Partnering to Increase Climate Change Awareness and ELL Achievement in Boston Public Schools

A set of many countries’ flags.

by Sarah Ottow

In Spring 2016, the United Nations Association of Greater Boston (UNAGB) and Confianza: Educating for ELL Equity formed a collaboration for an EdVestors Seed Fund grant in the Boston Public Schools to create a new approach to student learning and teacher leadership: the creation of a language rich and cognitively rigorous unit of study that served as a catalyst for a teacher developed and teacher lead initiative in language and literacy for English Language Learners (ELLs).

The Challenge: Josiah Quincy Lower School teacher Matt Lydon, dually certified in ESL and general education, knows well how critical it is for his ELL students to develop their language production skills.  At the same time, he sees that as early adolescents, his students are beginning to take fewer risks speaking up in class as they become more uneasily socially aware. In his own words, “This is an advanced work class; what holds most of the students back is speaking and writing in English.”  

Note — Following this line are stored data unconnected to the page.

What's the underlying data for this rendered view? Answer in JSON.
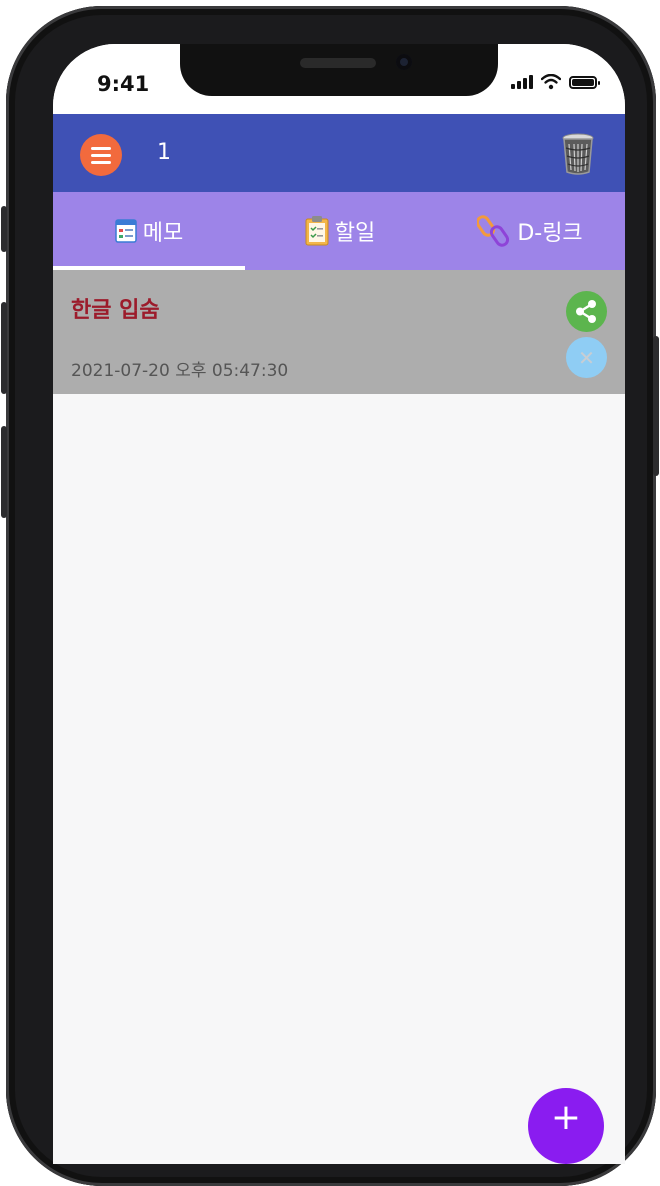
{
  "status_bar": {
    "time": "9:41"
  },
  "app_bar": {
    "count": "1"
  },
  "tabs": [
    {
      "label": "메모",
      "icon": "memo-icon"
    },
    {
      "label": "할일",
      "icon": "clipboard-icon"
    },
    {
      "label": "D-링크",
      "icon": "link-icon"
    }
  ],
  "memos": [
    {
      "title": "한글 입숨",
      "date": "2021-07-20 오후 05:47:30"
    }
  ],
  "fab": {
    "label": "+"
  },
  "colors": {
    "app_bar": "#3f51b5",
    "tab_bar": "#9d84e8",
    "menu_button": "#f26a3d",
    "memo_row": "#adadad",
    "memo_title": "#9c1b2b",
    "share_button": "#5cb54e",
    "delete_button": "#8fcdf4",
    "fab": "#8a1cf0"
  }
}
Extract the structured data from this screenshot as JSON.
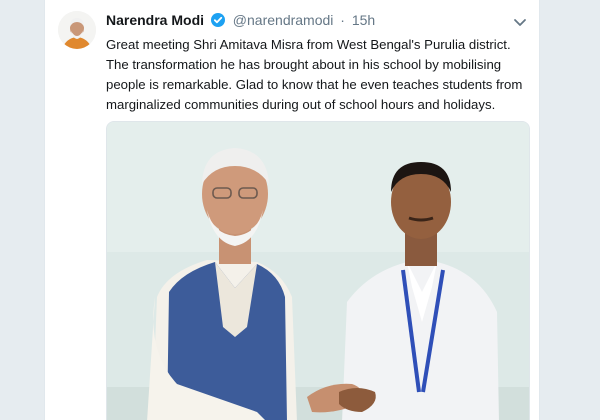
{
  "tweet": {
    "author_name": "Narendra Modi",
    "handle": "@narendramodi",
    "separator": "·",
    "time": "15h",
    "text": "Great meeting Shri Amitava Misra from West Bengal's Purulia district. The transformation he has brought about in his school by mobilising people is remarkable. Glad to know that he even teaches students from marginalized communities during out of school hours and holidays."
  },
  "colors": {
    "page_background": "#e6ecf0",
    "card_background": "#ffffff",
    "name_text": "#14171a",
    "secondary_text": "#657786",
    "verified_badge": "#1da1f2",
    "photo_backdrop": "#dde9e7",
    "vest": "#3d5c9a",
    "lanyard": "#2f4fb8"
  },
  "icons": {
    "verified": "verified-badge-icon",
    "menu": "chevron-down-icon"
  }
}
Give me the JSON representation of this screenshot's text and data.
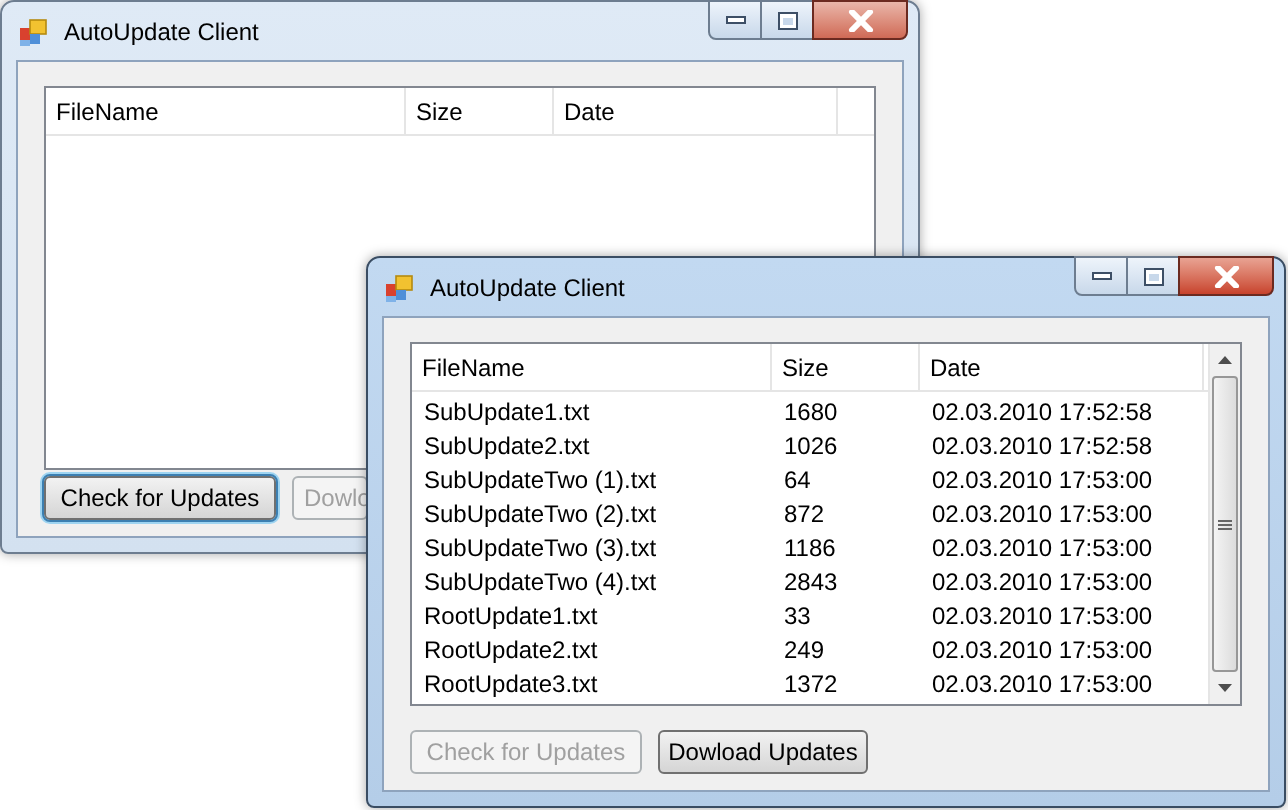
{
  "windows": [
    {
      "title": "AutoUpdate Client",
      "active": false,
      "scrollbar": false,
      "columns": [
        "FileName",
        "Size",
        "Date"
      ],
      "buttons": [
        {
          "label": "Check for Updates",
          "disabled": false,
          "focused": true
        },
        {
          "label": "Dowlo",
          "disabled": true,
          "focused": false
        }
      ]
    },
    {
      "title": "AutoUpdate Client",
      "active": true,
      "scrollbar": true,
      "columns": [
        "FileName",
        "Size",
        "Date"
      ],
      "rows": [
        [
          "SubUpdate1.txt",
          "1680",
          "02.03.2010 17:52:58"
        ],
        [
          "SubUpdate2.txt",
          "1026",
          "02.03.2010 17:52:58"
        ],
        [
          "SubUpdateTwo (1).txt",
          "64",
          "02.03.2010 17:53:00"
        ],
        [
          "SubUpdateTwo (2).txt",
          "872",
          "02.03.2010 17:53:00"
        ],
        [
          "SubUpdateTwo (3).txt",
          "1186",
          "02.03.2010 17:53:00"
        ],
        [
          "SubUpdateTwo (4).txt",
          "2843",
          "02.03.2010 17:53:00"
        ],
        [
          "RootUpdate1.txt",
          "33",
          "02.03.2010 17:53:00"
        ],
        [
          "RootUpdate2.txt",
          "249",
          "02.03.2010 17:53:00"
        ],
        [
          "RootUpdate3.txt",
          "1372",
          "02.03.2010 17:53:00"
        ]
      ],
      "buttons": [
        {
          "label": "Check for Updates",
          "disabled": true,
          "focused": false
        },
        {
          "label": "Dowload Updates",
          "disabled": false,
          "focused": false
        }
      ]
    }
  ]
}
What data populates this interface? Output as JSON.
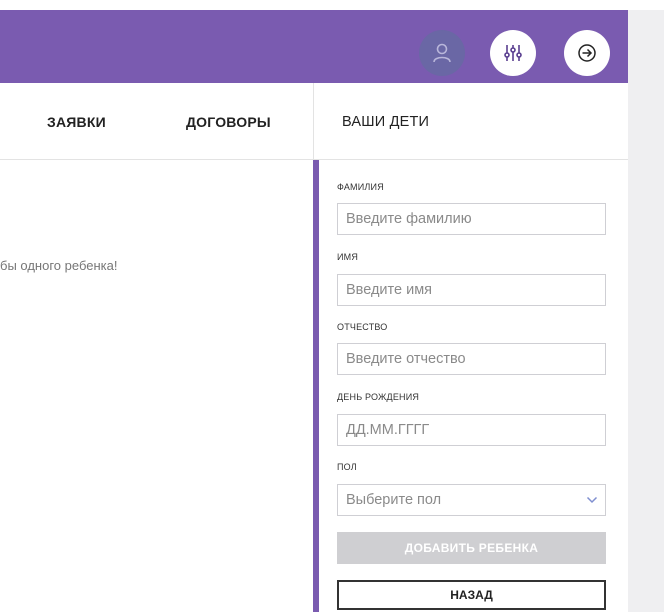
{
  "header": {
    "icons": [
      "user-icon",
      "sliders-icon",
      "logout-arrow-icon"
    ]
  },
  "tabs": [
    {
      "label": "ЗАЯВКИ"
    },
    {
      "label": "ДОГОВОРЫ"
    },
    {
      "label": "ВАШИ ДЕТИ"
    }
  ],
  "main": {
    "message": "бы одного ребенка!"
  },
  "form": {
    "surname": {
      "label": "ФАМИЛИЯ",
      "placeholder": "Введите фамилию"
    },
    "name": {
      "label": "ИМЯ",
      "placeholder": "Введите имя"
    },
    "patronymic": {
      "label": "ОТЧЕСТВО",
      "placeholder": "Введите отчество"
    },
    "birthday": {
      "label": "ДЕНЬ РОЖДЕНИЯ",
      "placeholder": "ДД.ММ.ГГГГ"
    },
    "gender": {
      "label": "ПОЛ",
      "value": "Выберите пол"
    },
    "add_button": "ДОБАВИТЬ РЕБЕНКА",
    "back_button": "НАЗАД"
  },
  "colors": {
    "brand": "#7a5bb0",
    "button_disabled": "#cfcfd2",
    "side_panel": "#efeff1"
  }
}
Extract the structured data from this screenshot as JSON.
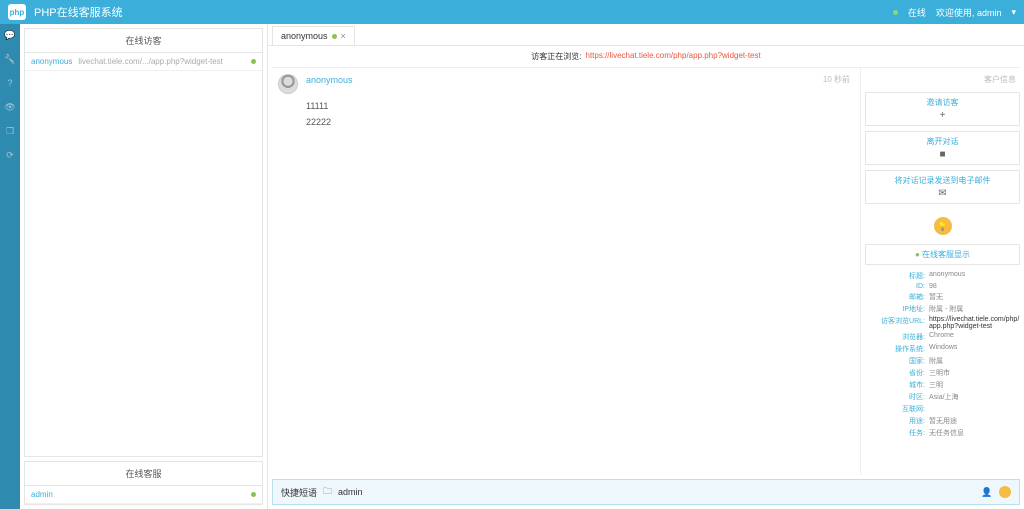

Challenging any student to speak in class for an extended period of time, in complete sentences, and using accurate evidence acquired from text is no easy task. Doing so requires skill and expertise on the part of the teacher as well as a curriculum that inspires and excites students to participate. When asked how long students will engage in an extended discussion of text, Lydon’s answer is simple: “It depends, how interested are they in the topic?”  The Model UN unit presented a high-interest complex set of themes and processes through which students could participate and build their academic language skills.  

The Collaboration: Matt Lydon, 5th grade teacher at Josiah Quincy Lower School, with the support of Caitlin Moore, Education Director at the United Nations Association of Greater Boston, taught UNAGB’s dynamic social studies unit focused on climate change.  Sarah Ottow, ELL specialist from Confianza: Educating for ELL Equity, brought in a “language lens” to the project by creating tools geared to boost academic language development that aligned with the school goals of evidence based writing set by Principal Cynthia Soo Hoo. The end-of-unit Model UN simulation event was held at Suffolk Law School for families and community members.  There students showcased their cognitively rich public speaking skills as they simulated delegates representing countries around the world at a committee meeting of the United Nations.

The Unit of Study: Model UN

An engaging, global, real world learning experience

The Model UN approach is particularly motivating because it draws on the richness of diverse global perspectives, engaging all students to share their views and to learn about relevant issues affecting the world. And because the final simulation is a role-play, students are more likely to take risks in public speaking.

Through Model UN’s unique features of role play simulation, focused collaboration, and global issues that resonate locally, students persevered, took risks and built their confidence with research, informational writing and public speaking tasks. The rigorous academic and 21st century skills learned benefited all students in the class.  As one student in Mr. Lydon’s class explained after the simulation event, “I learned how delegates in the real UN solve issues in the world that we normally don’t think about.  That really taught me how to improve the environment.”  

The Teacher Leadership Initiative:

Impact beyond the walls of one classroom

After the unit was taught, Mr. Lydon and Ms. Ottow co-planned the professional development that Mr. Lydon led for the 5th grade team. The goal was to share the outcomes of the Model UN unit and share the specific language strategies that worked for his student and could be shared with the entire team.  Matt stressed that using academic conversations is a practice that can happen across the curriculum and can help students connect speaking to writing skills. The school’s principal, Cynthia Soo Hoo was consulted throughout this project to ensure that this professional learning aligned with the school improvement goal of boosting informational writing skills across all grade levels.  

Transferable Practices: Sharing what works

To support the project, Ms. Ottow developed two ELL “Adjustable Practices Protocols”, one to address oral language through academic conversations and one for close reading through annotating text across the curriculum. Because ELLs benefit from consistent, explicit practices that are meaningful and language-rich, these protocols were designed not just to be used in the climate change unit but to be promoted across the 5th grade and potentially the school.  After having taught the unit, Mr. Lydon shared his experiences with the protocols with his grade level colleagues.  The team then collaboratively planned to boost students’ evidence-based writing skills by making language more visible through explicit academic conversations.  Principal Cynthia Soo Hoo anticipates using these practices across the entire Josiah Quincy Lower School to build systemic practices supporting ELLs’ language development from grade to grade.  The partnership was fruitful with seeds planted for continued rigorous language and literacy practices that promote risk-taking through meaningful instruction for English Language Learners and for all students.